Biochemical activity assays.

Erythrocyte lysis was achieved in buffer (1X PBS containing protease and phosphatase inhibitor cocktail on ice for 15 min, and cytoplasmic lysates were isolated from cellular debris after centrifugation at 10,000×g for 15 min at 4 °C. Human embryonic kidney 293 cells (HEK 293) lysates were prepared in lysis buffer by sonication (on ice) in 10-s bursts with 1-min cooling at an amplitude of 50%. Blvra assays were performed in the scanning kinetics mode (800–400 nm) using a Cary 60 UV/Vis spectrophotometer and enzymatic activity was monitored following the conversion of biliverdin IXα (ε_650nm = 14.3 mM⁻¹ cm⁻¹) to bilirubin IXα (ε_450nm = 53 mM⁻¹ cm⁻¹) [14]. Reactions were run in 100 mM CHES (pH 8.7) containing 100 μM NADPH and 20 μM biliverdin IXα (MilliporeSigma; St. Louis, MO) at 37 °C and were initiated by the addition of 200 μg of erythrocyte lysate or 100 μg of HEK 293 lysate as positive control; reactions without lysates (buffer control) displayed no activity.

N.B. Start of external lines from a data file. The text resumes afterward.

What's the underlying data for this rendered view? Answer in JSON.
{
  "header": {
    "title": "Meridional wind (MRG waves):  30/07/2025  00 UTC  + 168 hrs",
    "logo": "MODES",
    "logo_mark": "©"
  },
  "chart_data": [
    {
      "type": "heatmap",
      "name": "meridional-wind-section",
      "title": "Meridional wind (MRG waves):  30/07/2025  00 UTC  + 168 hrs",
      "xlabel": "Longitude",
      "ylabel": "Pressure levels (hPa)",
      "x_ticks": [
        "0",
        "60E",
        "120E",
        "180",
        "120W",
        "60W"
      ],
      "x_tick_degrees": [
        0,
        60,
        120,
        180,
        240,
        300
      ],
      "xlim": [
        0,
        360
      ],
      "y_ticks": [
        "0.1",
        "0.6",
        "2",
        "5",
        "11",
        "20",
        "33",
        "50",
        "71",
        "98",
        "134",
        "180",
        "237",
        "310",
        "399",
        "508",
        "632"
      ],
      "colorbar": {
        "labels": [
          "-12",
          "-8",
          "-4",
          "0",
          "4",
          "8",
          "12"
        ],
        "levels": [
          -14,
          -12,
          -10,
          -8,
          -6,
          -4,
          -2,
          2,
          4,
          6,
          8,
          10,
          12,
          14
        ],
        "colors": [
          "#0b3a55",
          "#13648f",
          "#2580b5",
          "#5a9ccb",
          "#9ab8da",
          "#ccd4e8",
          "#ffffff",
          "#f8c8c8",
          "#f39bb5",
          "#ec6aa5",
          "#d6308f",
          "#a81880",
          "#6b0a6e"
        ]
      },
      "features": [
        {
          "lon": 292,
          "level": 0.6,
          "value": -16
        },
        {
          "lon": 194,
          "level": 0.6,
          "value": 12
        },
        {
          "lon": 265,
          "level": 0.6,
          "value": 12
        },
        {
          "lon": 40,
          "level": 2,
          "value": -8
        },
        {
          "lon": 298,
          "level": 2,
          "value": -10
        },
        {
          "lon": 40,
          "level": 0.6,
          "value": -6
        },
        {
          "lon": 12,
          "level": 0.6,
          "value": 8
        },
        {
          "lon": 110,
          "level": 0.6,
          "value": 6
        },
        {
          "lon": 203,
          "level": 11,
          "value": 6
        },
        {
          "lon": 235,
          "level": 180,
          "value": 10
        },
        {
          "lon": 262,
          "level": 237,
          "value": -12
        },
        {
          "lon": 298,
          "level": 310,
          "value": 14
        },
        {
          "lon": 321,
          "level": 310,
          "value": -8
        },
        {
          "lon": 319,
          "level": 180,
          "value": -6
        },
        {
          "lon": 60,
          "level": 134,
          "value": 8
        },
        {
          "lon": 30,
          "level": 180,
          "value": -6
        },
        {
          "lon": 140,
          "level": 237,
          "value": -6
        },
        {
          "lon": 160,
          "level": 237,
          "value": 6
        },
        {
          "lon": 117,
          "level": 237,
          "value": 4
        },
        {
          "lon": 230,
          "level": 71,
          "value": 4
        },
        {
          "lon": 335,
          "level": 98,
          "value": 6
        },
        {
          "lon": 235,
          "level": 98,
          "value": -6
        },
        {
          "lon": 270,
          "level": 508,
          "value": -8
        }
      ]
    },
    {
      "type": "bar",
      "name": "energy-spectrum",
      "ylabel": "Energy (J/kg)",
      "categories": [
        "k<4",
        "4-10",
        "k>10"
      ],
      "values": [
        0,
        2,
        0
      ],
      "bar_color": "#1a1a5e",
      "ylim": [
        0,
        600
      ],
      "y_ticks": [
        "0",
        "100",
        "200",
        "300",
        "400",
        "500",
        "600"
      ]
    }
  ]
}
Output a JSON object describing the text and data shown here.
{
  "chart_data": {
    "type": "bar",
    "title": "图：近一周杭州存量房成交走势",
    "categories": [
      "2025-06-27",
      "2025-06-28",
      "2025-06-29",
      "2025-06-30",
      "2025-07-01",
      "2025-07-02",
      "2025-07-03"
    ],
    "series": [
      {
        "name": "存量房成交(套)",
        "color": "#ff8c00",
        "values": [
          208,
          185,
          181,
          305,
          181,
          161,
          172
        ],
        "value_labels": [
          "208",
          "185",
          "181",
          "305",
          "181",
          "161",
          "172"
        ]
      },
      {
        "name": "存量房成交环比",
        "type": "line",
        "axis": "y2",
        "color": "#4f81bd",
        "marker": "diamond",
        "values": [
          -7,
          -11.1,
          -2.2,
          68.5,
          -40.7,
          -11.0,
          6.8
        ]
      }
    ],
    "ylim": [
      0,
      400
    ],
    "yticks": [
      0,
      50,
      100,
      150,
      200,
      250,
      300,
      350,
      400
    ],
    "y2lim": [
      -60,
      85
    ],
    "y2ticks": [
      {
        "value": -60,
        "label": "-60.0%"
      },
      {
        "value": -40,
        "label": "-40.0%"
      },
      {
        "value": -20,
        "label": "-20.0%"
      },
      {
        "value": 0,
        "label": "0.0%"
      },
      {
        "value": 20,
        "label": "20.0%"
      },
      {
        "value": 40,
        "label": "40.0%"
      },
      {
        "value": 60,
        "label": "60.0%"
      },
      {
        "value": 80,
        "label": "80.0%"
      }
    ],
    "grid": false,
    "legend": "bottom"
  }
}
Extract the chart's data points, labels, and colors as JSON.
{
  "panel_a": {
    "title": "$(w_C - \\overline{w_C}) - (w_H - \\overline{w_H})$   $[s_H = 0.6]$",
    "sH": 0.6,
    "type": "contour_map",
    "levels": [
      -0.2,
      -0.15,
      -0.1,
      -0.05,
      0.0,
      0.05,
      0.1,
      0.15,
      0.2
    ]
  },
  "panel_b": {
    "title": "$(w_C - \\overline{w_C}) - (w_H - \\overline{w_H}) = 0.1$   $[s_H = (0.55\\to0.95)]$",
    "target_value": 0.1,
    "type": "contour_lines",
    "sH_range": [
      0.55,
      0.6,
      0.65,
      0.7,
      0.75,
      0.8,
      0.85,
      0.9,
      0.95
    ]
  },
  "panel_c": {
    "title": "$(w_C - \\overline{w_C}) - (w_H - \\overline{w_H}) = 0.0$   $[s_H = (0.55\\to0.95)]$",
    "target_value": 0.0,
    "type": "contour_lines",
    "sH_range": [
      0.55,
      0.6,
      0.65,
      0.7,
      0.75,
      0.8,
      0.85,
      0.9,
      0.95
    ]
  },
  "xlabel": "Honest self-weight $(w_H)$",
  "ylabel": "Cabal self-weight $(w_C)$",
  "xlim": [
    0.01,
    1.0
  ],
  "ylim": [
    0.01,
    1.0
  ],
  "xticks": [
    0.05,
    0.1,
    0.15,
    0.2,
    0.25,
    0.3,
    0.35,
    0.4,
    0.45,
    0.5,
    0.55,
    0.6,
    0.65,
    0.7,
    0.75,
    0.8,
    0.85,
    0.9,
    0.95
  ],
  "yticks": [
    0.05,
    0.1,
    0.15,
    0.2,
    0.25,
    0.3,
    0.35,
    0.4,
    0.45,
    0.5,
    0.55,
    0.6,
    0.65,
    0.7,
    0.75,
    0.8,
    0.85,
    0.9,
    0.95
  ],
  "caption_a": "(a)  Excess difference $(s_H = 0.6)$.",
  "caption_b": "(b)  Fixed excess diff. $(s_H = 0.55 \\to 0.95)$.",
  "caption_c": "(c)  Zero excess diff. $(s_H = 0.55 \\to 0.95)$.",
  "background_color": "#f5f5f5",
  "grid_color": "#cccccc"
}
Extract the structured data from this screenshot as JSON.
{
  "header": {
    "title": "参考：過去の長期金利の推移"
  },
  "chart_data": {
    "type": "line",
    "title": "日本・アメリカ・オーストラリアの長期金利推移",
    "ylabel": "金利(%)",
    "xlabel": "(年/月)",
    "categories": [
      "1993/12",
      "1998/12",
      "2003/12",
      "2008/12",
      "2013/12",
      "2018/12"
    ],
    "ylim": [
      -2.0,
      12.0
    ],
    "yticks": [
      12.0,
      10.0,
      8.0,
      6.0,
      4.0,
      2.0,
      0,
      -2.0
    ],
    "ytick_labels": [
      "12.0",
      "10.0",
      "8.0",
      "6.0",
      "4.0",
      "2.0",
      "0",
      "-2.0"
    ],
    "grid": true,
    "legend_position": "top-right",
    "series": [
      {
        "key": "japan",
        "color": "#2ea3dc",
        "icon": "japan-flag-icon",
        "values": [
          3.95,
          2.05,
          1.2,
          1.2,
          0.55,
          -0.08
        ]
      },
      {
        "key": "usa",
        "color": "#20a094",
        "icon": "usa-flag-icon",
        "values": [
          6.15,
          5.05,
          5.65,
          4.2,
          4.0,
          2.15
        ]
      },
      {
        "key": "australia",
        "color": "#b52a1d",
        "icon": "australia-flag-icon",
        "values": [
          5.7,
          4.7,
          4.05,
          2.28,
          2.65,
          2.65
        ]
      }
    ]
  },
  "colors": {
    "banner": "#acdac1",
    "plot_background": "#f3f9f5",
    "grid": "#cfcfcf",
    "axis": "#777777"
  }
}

Catalase activity was monitored using 2 μg of erythrocyte lysates, quantifying decomposition of hydrogen peroxide at 240 nm (http://www.worthington-biochem.com/CTL/) using a Cary 60 UV/Vis spectrophotometer. The reaction mixture containing 50 mM potassium phosphate, pH 7.0 and 30% hydrogen peroxide (prepared in 50 mM potassium phosphate, pH 7.0) was pre-incubated at 25 °C for 3 min prior to addition of erythrocyte lysates, and reaction rates were determined from the linear portion of the curve. The ratio of reduced and oxidized glutathione was determined using freshly isolated erythrocytes and a luminescence-based system to detect and quantify total glutathione and GSH (reduced)/GSSG (oxidized) ratios (GSH/GSSG-Glo™ Assay; Promega; Madison, WI).

Statistics.

Statistical comparisons were completed using ANOVA or Student’s t tests (or their non-parametric counterparts if the normality assumptions were not met) at the significance level of p < 0.05.

Study approval.

All murine studies were approved by the Stony Brook University IACUC (Institutional Animal Care and Use Committee), and judicious guidelines were followed to minimize mouse utilization and to ensure humane animal care.